The palate is different. The fruits are the same, but now joined by notes of toffee and nuts, especially almonds. There is also a note of apricot and a hint of a whiff of a mist of vanilla. The texture is even, but not smooth - let's say consistent ridges.
But those ridges are nothing more than the alcohol hitting the tongue. It is not verve, spunk, movement, or any other aspect of personality. It is neither give nor take. In fact, the wine is very conspicuously flat in such respects. It lacks that certain something, an aliveness. Perhaps this Soave Classico is not completely a corpse, but it is quite listless. It is almost as though it were not really into being a wine; it just goes through the motions, and quite unconvincingly at that. I found myself not so much enjoying a glass of wine as drinking an alcoholic beverage flavored like one. Even the color, though tinted nicely straw, lacks any and all distinguishing characteristics. It is not so much limpid as boring.
The finish gets even worse, by the way: the wine loses even its taste. Other than a basic, perfunctory note of white grape, there is barely anything there to report.
I dared not hope that a short while of breathing would jolt this sleeping drink awake, but I stuck around to see what would happen, out of curiosity if nothing else. I probably should not have bothered. After twenty minutes of aeration, the wine is pretty much the same as before except without the ridges. The aroma is still pretty nice: smoother, more mellow, full of tropical notes minus the citrus. It is more mellifluous, easygoing, a fun bouquet - the olfactory equivalent of a varied palette of bright, vivid pastels. But then when sipped, the wine has the same issues as before. It offers a pleasant combination of tropical fruits, and the offering stops dead right there. This wine completely lacks presence. I cannot talk to it, much less hear anything from it. The finish does attempt an improvement, offering notes of grapes and nectarines, with a tad of lychee to round it out. But this is way too little, way too late.
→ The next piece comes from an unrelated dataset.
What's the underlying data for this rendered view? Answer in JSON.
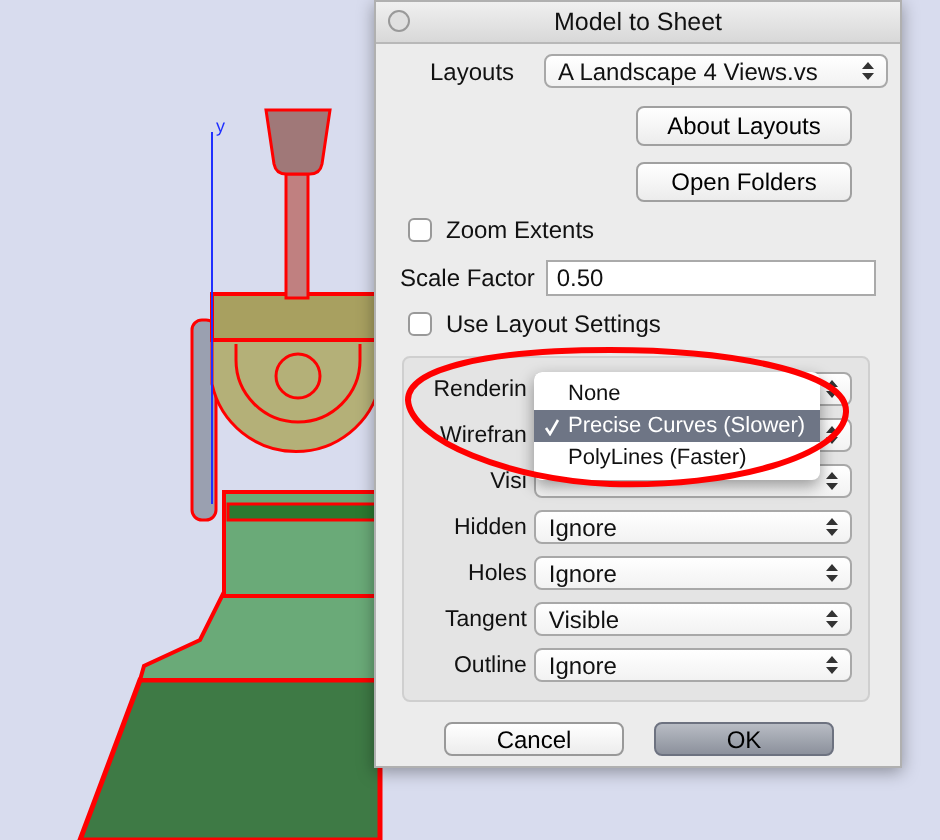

They say that one does not appreciate what one has until it is gone. I like to think that I have been attentive to, and appreciative of, the personalities offered up by the wines and other beverages that I have been fortunate enough to taste over the past year and more. But tasting a wine like this, so completely devoid of personality, definitely does help me to understand just how important personality is, and in what ways it is so. A wine is more than just fermented grapes, in the same way that a person is more than just carbon and water. People are awake, alive, active, conscious, and endowed with unique characters and qualities pertaining precisely to that consciousness. In the same way, the flavors and features in any wine worth the name ought primarily to serve as highlights alongside the qualities associated with being alive and having a personality all its own. This 2009 Soave Classico certainly has all of the ingredients, but nothing to let us know that there is anything behind them. And what a shame that is.